African-American Achievements
plotly interactive timeline, Wikipedia web scraping
Notable topics: plotly interactive timeline, Wikipedia web scraping
Recorded on: 2020-06-08
Timestamps by: Eric Fletcher
Screencast
Timestamps
Use fct_reorder from the forcats package to reorder the category factor levels by sorting along n.
Use str_remove from the stringr package to remove anything after a bracket or parenthesis from the person variable with the regular expression "[\\[\\(].*" David then discusses how web scraping may be a better option than parsing the strings.
Use str_trim from the stringr package to remove the whitespace from the person variable.
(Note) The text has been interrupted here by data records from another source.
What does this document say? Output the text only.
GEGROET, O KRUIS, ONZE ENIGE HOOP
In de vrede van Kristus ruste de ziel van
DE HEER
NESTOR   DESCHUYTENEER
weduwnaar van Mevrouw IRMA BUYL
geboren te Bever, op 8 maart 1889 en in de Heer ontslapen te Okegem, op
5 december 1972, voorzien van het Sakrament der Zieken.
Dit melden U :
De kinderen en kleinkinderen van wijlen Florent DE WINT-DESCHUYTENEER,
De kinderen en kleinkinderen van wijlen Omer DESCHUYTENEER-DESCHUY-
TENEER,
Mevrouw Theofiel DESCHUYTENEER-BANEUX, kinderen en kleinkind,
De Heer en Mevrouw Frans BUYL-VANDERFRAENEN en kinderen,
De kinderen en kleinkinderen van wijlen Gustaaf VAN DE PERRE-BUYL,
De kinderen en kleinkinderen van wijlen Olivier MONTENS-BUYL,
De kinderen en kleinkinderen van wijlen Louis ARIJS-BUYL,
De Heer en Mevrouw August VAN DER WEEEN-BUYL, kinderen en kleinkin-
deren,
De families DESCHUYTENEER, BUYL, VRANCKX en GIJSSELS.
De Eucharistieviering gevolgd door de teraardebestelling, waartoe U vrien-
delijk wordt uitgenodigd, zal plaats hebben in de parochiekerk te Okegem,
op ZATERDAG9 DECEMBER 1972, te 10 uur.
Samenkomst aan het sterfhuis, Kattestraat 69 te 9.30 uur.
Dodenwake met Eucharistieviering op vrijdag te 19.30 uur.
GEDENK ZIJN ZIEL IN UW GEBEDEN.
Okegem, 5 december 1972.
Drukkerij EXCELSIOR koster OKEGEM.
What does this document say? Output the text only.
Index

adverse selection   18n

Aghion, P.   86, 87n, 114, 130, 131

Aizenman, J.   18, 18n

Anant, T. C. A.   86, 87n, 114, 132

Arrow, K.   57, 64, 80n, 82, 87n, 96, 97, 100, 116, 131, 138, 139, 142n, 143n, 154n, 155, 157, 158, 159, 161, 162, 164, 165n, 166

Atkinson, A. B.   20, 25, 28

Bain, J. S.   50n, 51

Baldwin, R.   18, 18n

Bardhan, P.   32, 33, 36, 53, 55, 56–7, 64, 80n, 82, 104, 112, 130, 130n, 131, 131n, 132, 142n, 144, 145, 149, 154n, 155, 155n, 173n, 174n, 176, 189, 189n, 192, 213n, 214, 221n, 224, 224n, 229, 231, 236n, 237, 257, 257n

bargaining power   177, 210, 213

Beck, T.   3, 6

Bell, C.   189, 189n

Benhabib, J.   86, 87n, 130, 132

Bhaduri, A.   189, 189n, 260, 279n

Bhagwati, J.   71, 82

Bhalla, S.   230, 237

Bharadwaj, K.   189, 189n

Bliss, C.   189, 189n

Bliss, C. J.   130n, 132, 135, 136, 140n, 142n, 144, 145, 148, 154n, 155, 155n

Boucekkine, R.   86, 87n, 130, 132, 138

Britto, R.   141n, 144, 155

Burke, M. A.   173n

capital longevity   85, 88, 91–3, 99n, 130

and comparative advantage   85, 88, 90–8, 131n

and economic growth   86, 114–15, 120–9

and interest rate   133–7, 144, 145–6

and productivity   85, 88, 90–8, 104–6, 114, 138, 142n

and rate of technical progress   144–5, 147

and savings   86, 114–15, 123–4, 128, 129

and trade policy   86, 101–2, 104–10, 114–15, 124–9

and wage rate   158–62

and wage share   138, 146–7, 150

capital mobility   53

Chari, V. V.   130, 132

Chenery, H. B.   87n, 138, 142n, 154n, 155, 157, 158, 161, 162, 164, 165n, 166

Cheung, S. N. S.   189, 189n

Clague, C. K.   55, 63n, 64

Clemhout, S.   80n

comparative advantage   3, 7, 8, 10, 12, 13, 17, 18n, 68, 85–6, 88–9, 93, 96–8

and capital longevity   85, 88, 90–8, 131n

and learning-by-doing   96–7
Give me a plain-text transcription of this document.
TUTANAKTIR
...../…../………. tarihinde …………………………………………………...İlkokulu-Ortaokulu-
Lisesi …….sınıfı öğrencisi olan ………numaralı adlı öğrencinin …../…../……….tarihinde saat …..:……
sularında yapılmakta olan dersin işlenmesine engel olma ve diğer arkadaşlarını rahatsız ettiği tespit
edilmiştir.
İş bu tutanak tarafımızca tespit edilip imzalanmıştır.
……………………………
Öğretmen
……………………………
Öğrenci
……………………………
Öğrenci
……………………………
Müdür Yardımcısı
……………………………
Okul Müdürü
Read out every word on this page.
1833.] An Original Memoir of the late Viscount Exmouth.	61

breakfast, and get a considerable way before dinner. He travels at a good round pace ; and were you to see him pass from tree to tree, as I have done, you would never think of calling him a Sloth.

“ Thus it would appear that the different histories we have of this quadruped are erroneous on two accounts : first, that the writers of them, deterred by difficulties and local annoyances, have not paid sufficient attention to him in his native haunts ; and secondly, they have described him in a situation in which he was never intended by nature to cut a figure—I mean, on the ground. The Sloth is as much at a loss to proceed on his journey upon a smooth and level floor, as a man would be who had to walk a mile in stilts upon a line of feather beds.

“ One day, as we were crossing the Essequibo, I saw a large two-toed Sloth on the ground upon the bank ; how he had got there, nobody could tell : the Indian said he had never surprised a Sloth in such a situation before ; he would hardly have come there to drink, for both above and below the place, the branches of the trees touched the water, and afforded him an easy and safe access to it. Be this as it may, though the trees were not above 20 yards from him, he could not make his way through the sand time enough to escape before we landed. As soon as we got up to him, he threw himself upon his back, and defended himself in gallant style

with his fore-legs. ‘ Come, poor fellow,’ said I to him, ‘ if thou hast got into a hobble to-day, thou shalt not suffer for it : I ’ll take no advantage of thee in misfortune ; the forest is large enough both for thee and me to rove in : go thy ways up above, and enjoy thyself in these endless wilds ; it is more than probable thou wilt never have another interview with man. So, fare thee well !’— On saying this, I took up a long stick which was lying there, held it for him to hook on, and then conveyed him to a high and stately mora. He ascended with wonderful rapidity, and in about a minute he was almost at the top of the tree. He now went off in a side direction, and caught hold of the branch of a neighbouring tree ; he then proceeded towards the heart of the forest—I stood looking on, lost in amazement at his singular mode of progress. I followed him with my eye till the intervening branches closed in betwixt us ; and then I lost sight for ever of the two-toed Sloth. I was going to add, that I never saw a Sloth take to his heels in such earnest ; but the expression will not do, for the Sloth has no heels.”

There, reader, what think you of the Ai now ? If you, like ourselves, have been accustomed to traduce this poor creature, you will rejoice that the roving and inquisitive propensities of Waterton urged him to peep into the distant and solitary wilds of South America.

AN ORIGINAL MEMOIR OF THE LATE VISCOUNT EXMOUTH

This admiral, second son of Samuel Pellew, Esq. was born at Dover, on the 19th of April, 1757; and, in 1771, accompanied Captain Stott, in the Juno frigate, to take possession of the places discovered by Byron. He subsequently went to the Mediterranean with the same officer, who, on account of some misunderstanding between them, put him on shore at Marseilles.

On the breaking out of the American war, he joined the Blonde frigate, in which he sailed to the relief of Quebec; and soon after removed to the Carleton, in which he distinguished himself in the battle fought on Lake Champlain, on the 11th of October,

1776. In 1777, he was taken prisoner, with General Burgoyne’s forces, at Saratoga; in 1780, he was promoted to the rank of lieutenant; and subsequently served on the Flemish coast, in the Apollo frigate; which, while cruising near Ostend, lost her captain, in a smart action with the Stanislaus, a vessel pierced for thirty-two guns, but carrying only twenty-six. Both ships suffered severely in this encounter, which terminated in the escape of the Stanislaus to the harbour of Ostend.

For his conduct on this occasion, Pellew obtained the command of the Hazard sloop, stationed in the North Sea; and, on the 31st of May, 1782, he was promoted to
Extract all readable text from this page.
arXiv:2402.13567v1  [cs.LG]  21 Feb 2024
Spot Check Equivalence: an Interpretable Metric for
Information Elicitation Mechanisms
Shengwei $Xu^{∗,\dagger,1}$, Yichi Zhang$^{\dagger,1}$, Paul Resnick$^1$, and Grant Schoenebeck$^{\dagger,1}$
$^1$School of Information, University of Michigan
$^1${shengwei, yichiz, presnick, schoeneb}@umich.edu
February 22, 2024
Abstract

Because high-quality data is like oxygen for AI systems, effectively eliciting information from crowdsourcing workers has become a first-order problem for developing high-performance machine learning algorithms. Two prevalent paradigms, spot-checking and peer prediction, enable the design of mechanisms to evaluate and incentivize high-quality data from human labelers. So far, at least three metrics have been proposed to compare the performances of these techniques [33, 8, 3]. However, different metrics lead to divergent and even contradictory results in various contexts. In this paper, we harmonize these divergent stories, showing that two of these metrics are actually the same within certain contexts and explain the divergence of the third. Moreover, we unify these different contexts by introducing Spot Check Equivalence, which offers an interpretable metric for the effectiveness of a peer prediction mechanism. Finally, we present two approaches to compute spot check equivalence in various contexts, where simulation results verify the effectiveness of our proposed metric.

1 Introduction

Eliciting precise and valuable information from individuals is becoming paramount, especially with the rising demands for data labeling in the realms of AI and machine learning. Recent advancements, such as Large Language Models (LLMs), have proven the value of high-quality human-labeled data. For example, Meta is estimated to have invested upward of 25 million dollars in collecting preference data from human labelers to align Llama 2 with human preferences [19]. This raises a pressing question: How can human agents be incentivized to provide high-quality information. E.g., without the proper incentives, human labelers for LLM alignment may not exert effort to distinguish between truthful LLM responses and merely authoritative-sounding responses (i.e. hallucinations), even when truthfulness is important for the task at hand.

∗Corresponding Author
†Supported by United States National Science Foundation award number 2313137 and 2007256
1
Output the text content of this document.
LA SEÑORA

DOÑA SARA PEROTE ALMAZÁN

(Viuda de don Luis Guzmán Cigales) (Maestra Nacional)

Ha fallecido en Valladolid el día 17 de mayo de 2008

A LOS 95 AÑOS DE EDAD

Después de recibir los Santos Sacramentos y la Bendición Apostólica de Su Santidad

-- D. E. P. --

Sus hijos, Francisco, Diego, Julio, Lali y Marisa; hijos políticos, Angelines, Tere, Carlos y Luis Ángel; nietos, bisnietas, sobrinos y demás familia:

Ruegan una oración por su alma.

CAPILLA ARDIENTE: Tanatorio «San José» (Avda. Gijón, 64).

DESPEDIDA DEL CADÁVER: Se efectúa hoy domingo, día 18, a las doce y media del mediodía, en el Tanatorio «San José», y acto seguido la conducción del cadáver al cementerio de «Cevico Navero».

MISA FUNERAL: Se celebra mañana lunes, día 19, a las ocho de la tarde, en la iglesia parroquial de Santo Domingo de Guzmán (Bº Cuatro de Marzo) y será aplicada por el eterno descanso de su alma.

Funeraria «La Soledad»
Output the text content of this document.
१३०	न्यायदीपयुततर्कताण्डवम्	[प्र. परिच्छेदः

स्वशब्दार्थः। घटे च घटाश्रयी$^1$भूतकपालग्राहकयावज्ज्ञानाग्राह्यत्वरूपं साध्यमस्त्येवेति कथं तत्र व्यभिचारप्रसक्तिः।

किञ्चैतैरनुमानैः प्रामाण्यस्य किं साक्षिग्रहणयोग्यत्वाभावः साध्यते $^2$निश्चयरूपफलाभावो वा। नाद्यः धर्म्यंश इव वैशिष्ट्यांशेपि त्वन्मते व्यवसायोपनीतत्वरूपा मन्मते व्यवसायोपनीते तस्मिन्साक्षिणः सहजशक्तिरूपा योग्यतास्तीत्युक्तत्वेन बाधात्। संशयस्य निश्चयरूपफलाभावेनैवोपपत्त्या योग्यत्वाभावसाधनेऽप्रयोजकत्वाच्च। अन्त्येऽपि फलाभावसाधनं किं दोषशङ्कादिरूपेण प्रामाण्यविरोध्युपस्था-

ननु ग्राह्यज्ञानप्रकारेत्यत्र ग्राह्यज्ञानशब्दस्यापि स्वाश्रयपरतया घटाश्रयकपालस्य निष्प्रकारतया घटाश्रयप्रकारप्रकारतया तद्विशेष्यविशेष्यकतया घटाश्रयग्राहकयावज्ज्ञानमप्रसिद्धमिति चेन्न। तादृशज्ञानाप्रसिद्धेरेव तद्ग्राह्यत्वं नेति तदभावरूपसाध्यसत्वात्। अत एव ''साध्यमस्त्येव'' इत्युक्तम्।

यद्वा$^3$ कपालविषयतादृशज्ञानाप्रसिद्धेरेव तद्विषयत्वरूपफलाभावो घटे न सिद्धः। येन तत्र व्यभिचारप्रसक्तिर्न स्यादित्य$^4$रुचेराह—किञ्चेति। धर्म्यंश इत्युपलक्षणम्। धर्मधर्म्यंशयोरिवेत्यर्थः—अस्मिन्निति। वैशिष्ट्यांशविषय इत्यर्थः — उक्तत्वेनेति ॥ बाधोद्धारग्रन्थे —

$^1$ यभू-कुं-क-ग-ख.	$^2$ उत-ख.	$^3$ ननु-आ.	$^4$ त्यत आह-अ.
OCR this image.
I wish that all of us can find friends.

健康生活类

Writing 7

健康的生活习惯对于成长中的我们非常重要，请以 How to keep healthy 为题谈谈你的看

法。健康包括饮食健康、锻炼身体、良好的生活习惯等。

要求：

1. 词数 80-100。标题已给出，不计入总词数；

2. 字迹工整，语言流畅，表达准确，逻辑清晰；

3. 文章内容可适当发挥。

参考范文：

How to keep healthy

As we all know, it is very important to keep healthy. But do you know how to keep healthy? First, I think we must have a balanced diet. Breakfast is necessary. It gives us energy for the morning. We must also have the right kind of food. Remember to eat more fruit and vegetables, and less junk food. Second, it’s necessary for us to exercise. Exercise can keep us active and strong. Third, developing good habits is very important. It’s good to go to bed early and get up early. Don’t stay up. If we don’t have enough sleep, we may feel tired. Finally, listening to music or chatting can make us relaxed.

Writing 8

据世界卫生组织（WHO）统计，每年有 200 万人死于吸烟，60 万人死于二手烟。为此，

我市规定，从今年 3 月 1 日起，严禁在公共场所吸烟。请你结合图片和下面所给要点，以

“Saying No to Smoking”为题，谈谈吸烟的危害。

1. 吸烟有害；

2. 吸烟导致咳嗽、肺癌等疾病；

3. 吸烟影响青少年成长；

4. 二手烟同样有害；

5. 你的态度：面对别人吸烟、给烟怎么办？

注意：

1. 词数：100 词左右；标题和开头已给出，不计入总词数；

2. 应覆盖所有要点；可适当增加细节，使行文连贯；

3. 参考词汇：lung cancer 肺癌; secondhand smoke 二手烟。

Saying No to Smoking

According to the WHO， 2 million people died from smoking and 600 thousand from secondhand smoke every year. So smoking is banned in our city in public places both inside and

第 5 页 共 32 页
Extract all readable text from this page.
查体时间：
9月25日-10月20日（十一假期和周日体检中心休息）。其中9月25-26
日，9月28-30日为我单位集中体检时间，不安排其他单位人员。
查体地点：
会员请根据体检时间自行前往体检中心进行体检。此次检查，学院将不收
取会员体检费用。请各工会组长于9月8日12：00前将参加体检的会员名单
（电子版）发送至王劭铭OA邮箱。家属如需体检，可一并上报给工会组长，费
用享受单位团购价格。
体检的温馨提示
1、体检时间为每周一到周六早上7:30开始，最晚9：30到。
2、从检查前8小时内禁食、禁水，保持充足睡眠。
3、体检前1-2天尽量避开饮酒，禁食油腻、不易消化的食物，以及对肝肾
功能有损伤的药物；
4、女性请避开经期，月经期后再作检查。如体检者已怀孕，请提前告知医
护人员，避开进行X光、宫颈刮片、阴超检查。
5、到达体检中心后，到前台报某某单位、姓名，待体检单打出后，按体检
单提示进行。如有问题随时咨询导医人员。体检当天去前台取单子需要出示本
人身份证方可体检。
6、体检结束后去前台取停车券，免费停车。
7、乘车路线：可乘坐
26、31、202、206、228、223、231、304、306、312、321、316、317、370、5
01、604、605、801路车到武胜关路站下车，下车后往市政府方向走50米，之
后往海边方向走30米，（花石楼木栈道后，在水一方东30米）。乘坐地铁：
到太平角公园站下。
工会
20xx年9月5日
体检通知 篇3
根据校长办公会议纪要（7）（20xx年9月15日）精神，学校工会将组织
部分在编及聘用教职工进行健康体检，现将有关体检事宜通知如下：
David then discusses how web scraping may be a better option than parsing the strings.
Create an interactive plotly timeline.
Use ylim(c(-.1, 1)) to set scale limits moving the geom_point to the bottom of the graph.
Use paste0 from base R to concatenate the accomplishment and person with ": " in between the two displayed in the timeline hover label.
Set y to category in ggplot aesthetics to get 8 separate timelines on one plot, one for each category. Doing this allows David to remove the ylim mentioned above.
Use the plotly tooltip = text parameter to get just a single line of text in the plotly hover labels.
Use glue from the glue package to reformat text with \n included so that the single line of text can now be broken up into 2 separate lines in the hover labels.
Use separate_rows from the tidyr package to separate the occupation_s variable from the science dataset into multiple columns delimited by a semicolon with sep = "; "
Use str_to_title from the stringr package to conver the case to title case in the occupation_s variable.
Use str_detect from the stringr package to detect the presence of statistician from within the occupation_s variable with regex("statistician", ignore_case = TRUE) to perform a case-insensitive search.
Use the rvest package with Selector Gadget to scrape additional information about the individual from their Wikipedia infobox.
Use map and possibly from the purrr package to separate out the downloading of data from parsing the useful information. David then turns the infobox extraction step into an anonymous function using .%>% dot-pipe.
Summary of screencast.